Over the years, the organization has generated positive buzz in the publishing world as writers began sharing among themselves the welcome reception they received in Columbia.

Edward Hirsch, author of "How to Read a Poem and Fall in Love With Poetry," said he had heard nothing but good things about the group by the time he arrived to participate in last summer's event "A Day of Poetry: In Love With Words," sponsored by HoCoPoLitSo at the Columbia Festival of the Arts.

"I thought that the group was really exceptional," Hirsch said. "I found that what was remarkable was that the whole community came together around poetry."

Many say Kennedy deserves much of the credit for the organization's continued success.
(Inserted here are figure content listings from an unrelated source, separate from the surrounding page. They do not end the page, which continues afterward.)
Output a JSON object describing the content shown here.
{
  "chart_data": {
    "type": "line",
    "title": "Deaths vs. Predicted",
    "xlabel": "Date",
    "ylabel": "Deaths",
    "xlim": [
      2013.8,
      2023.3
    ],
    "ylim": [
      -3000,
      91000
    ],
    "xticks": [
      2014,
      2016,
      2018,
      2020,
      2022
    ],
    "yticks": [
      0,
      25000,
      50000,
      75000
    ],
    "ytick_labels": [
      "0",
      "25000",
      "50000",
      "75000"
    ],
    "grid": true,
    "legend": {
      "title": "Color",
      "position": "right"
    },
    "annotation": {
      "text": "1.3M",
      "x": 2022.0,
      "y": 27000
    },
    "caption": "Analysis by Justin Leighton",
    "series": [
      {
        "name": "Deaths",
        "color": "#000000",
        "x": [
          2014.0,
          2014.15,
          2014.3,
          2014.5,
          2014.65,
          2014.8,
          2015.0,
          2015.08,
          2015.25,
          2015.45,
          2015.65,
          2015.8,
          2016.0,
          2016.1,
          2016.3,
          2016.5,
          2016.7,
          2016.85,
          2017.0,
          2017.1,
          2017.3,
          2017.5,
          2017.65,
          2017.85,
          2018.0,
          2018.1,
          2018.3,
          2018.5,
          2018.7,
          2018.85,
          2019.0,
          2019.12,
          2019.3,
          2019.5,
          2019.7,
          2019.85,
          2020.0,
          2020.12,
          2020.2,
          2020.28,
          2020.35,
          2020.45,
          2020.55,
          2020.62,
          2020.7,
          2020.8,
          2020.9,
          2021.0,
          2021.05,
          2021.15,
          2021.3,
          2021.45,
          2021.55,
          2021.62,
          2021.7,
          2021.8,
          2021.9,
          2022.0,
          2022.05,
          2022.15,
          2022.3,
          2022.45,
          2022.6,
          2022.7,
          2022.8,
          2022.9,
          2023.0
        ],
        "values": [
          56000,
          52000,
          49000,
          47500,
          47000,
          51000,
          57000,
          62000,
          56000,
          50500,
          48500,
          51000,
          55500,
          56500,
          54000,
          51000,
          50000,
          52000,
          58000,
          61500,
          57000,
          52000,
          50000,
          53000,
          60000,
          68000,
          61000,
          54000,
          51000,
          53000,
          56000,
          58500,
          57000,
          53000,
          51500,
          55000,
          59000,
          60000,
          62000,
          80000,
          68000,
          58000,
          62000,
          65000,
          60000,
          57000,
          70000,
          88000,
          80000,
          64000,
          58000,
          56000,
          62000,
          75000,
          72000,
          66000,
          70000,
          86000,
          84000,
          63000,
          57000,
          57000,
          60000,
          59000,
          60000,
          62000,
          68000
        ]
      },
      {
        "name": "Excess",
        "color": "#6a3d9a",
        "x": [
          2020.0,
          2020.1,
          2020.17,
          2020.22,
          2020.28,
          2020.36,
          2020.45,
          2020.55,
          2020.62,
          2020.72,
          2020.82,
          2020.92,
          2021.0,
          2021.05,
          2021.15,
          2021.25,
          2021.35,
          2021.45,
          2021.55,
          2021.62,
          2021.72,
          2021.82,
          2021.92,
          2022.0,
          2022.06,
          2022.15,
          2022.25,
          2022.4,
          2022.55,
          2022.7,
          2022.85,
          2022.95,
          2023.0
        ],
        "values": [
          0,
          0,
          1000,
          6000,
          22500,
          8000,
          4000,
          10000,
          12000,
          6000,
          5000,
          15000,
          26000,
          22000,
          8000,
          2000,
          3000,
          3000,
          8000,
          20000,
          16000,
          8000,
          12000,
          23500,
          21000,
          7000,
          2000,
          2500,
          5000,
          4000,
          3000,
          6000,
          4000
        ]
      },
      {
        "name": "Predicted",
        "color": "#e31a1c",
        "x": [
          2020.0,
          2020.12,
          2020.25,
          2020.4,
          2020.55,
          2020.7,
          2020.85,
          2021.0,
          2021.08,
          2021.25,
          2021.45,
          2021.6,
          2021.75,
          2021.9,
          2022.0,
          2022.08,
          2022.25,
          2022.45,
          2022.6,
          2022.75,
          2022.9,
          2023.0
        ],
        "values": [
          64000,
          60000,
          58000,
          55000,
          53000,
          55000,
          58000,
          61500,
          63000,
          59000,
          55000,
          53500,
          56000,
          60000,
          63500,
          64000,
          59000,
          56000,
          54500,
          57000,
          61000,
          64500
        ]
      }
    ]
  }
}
Running HoCoPoLitSo out of her Columbia basement crammed with books and pictures of authors, Kennedy has helped obtain grants to keep the group going and has developed relationships with writers across the country.

"Ellen Kennedy has worked tirelessly," said Roland Flint, Maryland's most recent poet laureate. "They are doing pretty much the same things they have always done, but they have been able to attract some really big names."

In addition to the readings at schools, the group has an annual Irish Evening, which celebrates Irish literature and music, and "The Writing Life," a cable television series picked up by the University of Maryland, in which writers interview other writers.

David H. Barrett, chairman of HoCoPoLitSo's board of directors, said the group has worked to bring a diverse group to Howard County.